Somebody called Steven G appeared to be complaining about Sean’s lack of attribution. Naively, I assumed he meant the creators of the work, and posted a reply along those lines. But I quickly realised by his reply to me that this wasn’t what he meant at all. He didn’t appear to care (or even know) about things like the photographer’s copyright – what he meant was that Bonner hadn’t said where the image was re-posted from.
Perhaps that’s not so interesting really – but wait – Steven G also refers to an incident whereby G claims to have created an image to be posted on Google+, only to have it re-posted shortly afterwards without attribution by Bonner.

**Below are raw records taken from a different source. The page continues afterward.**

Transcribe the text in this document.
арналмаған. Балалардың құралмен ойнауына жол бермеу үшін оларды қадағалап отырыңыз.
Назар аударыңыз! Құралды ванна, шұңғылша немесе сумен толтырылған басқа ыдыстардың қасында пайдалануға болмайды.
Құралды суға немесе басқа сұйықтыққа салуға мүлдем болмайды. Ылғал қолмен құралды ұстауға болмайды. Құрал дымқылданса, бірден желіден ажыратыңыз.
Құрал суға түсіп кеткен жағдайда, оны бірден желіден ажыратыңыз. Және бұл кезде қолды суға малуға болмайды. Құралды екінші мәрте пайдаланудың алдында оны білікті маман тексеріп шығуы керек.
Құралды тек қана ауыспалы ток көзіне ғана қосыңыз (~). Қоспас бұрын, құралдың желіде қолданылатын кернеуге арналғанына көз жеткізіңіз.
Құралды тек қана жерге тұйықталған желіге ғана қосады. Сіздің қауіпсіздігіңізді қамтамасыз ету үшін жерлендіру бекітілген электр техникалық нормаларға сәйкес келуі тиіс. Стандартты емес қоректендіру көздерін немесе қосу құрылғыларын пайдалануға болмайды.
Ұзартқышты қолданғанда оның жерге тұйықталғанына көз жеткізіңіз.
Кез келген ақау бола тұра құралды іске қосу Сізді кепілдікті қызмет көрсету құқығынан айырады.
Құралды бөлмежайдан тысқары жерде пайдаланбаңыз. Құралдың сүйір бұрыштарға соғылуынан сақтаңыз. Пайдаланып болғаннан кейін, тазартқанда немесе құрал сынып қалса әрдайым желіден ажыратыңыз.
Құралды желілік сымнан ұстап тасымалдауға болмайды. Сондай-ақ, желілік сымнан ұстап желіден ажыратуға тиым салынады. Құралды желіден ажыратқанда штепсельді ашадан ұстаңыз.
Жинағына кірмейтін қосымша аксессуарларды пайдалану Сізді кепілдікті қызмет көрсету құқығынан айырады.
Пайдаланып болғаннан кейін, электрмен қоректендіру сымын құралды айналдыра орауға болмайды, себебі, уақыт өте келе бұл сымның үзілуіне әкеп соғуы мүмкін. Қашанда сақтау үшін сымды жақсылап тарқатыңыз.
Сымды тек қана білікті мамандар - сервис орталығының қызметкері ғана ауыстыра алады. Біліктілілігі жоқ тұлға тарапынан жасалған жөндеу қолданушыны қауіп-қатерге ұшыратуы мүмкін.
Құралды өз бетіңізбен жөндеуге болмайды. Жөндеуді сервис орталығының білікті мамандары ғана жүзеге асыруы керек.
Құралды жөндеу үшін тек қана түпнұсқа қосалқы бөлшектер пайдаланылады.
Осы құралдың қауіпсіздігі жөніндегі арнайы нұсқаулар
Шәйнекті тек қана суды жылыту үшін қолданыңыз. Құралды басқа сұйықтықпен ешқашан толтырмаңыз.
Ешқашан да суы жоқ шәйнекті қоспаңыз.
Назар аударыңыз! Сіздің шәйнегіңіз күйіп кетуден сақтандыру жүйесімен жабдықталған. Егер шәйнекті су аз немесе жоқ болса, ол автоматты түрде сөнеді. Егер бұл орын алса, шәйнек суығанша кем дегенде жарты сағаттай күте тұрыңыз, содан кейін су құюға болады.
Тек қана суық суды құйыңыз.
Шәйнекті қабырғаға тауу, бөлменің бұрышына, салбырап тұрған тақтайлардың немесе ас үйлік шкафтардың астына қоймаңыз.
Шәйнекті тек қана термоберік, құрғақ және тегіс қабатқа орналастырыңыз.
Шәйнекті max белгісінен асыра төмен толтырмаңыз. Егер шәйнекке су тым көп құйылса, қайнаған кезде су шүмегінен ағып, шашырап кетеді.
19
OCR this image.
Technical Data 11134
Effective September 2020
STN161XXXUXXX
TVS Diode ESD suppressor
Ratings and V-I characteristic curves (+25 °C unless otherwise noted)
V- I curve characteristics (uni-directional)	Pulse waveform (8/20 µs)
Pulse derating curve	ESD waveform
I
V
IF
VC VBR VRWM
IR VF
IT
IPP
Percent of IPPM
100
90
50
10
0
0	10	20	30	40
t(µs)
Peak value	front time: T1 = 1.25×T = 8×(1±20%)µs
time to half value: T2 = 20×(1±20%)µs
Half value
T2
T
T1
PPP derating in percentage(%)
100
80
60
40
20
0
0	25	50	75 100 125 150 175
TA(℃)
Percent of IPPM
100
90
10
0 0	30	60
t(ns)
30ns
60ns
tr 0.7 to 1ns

Yet in complaining about the lack of attribution about somebody else’s work, Steven G also appears not to make a distinction between original works and things simply re-posted. It strikes me that this is entirely logical. If you create something to be shared on a social network, why indeed make such a distinction?
Now, at one level, this simply confirms that breaking an “attribution chain” is now a breach of netiquette. If you’re sharing something, you should be saying where you found it, regardless of whether that indicates the originator or not. But on another much more interesting level it also shows how confused (or just meaningless) copyright has become on the web. What irks the community is not a lack of what IP lawyers would class as proper attribution, but simply a lack of a “name check”. It’s a sort of “copyright lite” evolution of the rip, mix, burn culture. This is surely a return to ancient, pre-copyright culture where original works weren’t given much more status than re-tellings or derivations.
At any rate, it surprised Bonner enough for him to post this in reply to Steven G. A minor milestone in Internet history I think. Perhaps CC licencing will end up being redundant if this is where things are heading.